This report, the Exponential Roadmap for Natural Climate Solutions, is a roadmap for rapidly accelerating the reduction of greenhouse gas emissions and boosting natural carbon sinks through better stewardship of our natural and working landscapes. It’s a first step towards charting the path and milestones that the world needs to follow to accelerate nature’s contributions to climate mitigation in line with the Carbon Law for Nature – the first key innovation in this Roadmap.
The second key innovation is that the routes to action are organized around changes in the ways people interact with land, rather than changes in the amount of carbon in different types of land cover. This involves a necessary focus on people living and working on the land, primarily farmers, ranchers, foresters, Indigenous people and local communities, and public land managers. The ability of these groups to steward land is supported by other groups of people who we call enabling actors: policymakers, the finance sector, businesses, and social movements.
This Roadmap is organized around the actions that connect these two groups of actors, resulting in changes on the ground – the Action Tracks.
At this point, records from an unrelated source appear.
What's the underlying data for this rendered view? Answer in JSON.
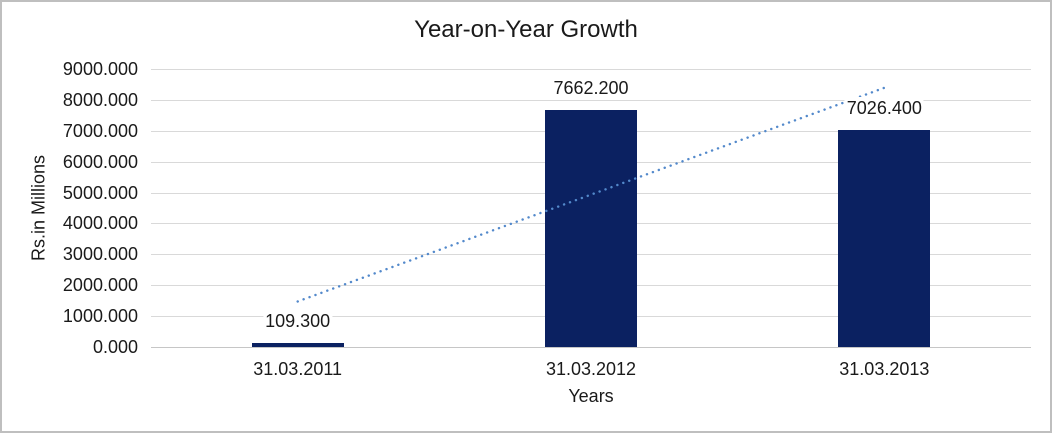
{
  "frame": {
    "background": "#ffffff",
    "border_color": "#bfbfbf"
  },
  "chart_data": {
    "type": "bar",
    "title": "Year-on-Year Growth",
    "xlabel": "Years",
    "ylabel": "Rs.in Millions",
    "categories": [
      "31.03.2011",
      "31.03.2012",
      "31.03.2013"
    ],
    "values": [
      109.3,
      7662.2,
      7026.4
    ],
    "data_labels": [
      "109.300",
      "7662.200",
      "7026.400"
    ],
    "ylim": [
      0,
      9000
    ],
    "y_tick_step": 1000,
    "y_tick_labels": [
      "0.000",
      "1000.000",
      "2000.000",
      "3000.000",
      "4000.000",
      "5000.000",
      "6000.000",
      "7000.000",
      "8000.000",
      "9000.000"
    ],
    "grid": true,
    "legend": "none",
    "bar_color": "#0b2161",
    "gridline_color": "#d9d9d9",
    "axis_line_color": "#c6c6c6",
    "text_color": "#1a1a1a",
    "trendline": {
      "type": "linear",
      "style": "dotted",
      "color": "#5389cb",
      "start_value": 1474.1,
      "end_value": 8391.2
    }
  }
}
Action Tracks focus on the interventions in the stewardship of the world’s natural and working lands that will generate the greatest climate impact and are also the most likely to scale. Each of the eight Tracks, which are quantified in detail, focuses on a crucial part of the puzzle.
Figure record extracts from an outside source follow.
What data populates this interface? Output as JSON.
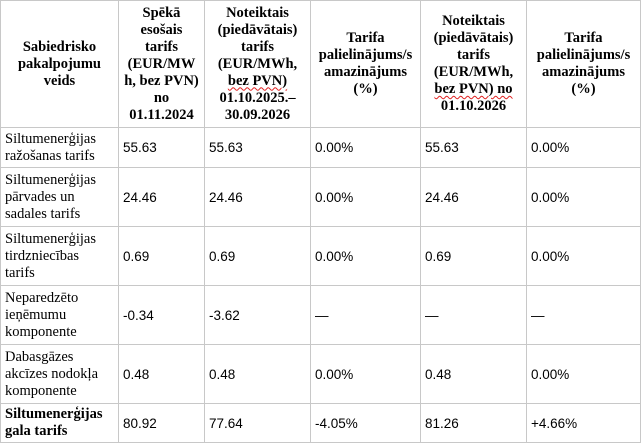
{
  "table": {
    "headers": [
      "Sabiedrisko pakalpojumu veids",
      "Spēkā esošais tarifs (EUR/MWh, bez PVN) no 01.11.2024",
      "Noteiktais (piedāvātais) tarifs (EUR/MWh, bez PVN) 01.10.2025.–30.09.2026",
      "Tarifa palielinājums/samazinājums (%)",
      "Noteiktais (piedāvātais) tarifs (EUR/MWh, bez PVN) no 01.10.2026",
      "Tarifa palielinājums/samazinājums (%)"
    ],
    "header_lines": {
      "c0": [
        "Sabiedrisko",
        "pakalpojumu",
        "veids"
      ],
      "c1": [
        "Spēkā",
        "esošais",
        "tarifs",
        "(EUR/MW",
        "h, bez PVN)",
        "no",
        "01.11.2024"
      ],
      "c2": [
        "Noteiktais",
        "(piedāvātais)",
        "tarifs",
        "(EUR/MWh,",
        "bez PVN)",
        "01.10.2025.–",
        "30.09.2026"
      ],
      "c3": [
        "Tarifa",
        "palielinājums/s",
        "amazinājums",
        "(%)"
      ],
      "c4": [
        "Noteiktais",
        "(piedāvātais)",
        "tarifs",
        "(EUR/MWh,",
        "bez PVN) no",
        "01.10.2026"
      ],
      "c5": [
        "Tarifa",
        "palielinājums/s",
        "amazinājums",
        "(%)"
      ]
    },
    "rows": [
      {
        "label_lines": [
          "Siltumenerģijas",
          "ražošanas tarifs"
        ],
        "values": [
          "55.63",
          "55.63",
          "0.00%",
          "55.63",
          "0.00%"
        ]
      },
      {
        "label_lines": [
          "Siltumenerģijas",
          "pārvades un",
          "sadales tarifs"
        ],
        "values": [
          "24.46",
          "24.46",
          "0.00%",
          "24.46",
          "0.00%"
        ]
      },
      {
        "label_lines": [
          "Siltumenerģijas",
          "tirdzniecības",
          "tarifs"
        ],
        "values": [
          "0.69",
          "0.69",
          "0.00%",
          "0.69",
          "0.00%"
        ]
      },
      {
        "label_lines": [
          "Neparedzēto",
          "ieņēmumu",
          "komponente"
        ],
        "values": [
          "-0.34",
          "-3.62",
          "—",
          "—",
          "—"
        ]
      },
      {
        "label_lines": [
          "Dabasgāzes",
          "akcīzes nodokļa",
          "komponente"
        ],
        "values": [
          "0.48",
          "0.48",
          "0.00%",
          "0.48",
          "0.00%"
        ]
      },
      {
        "label_lines": [
          "Siltumenerģijas",
          "gala tarifs"
        ],
        "values": [
          "80.92",
          "77.64",
          "-4.05%",
          "81.26",
          "+4.66%"
        ]
      }
    ]
  }
}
The third key innovation developed in this Roadmap is a series of mitigation trajectories resulting from implementation of the Action Tracks. These trajectories show the pace of change required to meet the Carbon Law for Nature – and are in line with the science regarding the hierarchy of natural climate solutions.
Taken together, the eight Action Tracks deliver the necessary outcomes: protect natural systems that are most at risk from agricultural expansion and other threats, rapidly scale climate-smart management to shift working lands from an emissions source to a net carbon sink, and begin to restore natural ecosystems and contribute to the emergence of a new global restoration sector.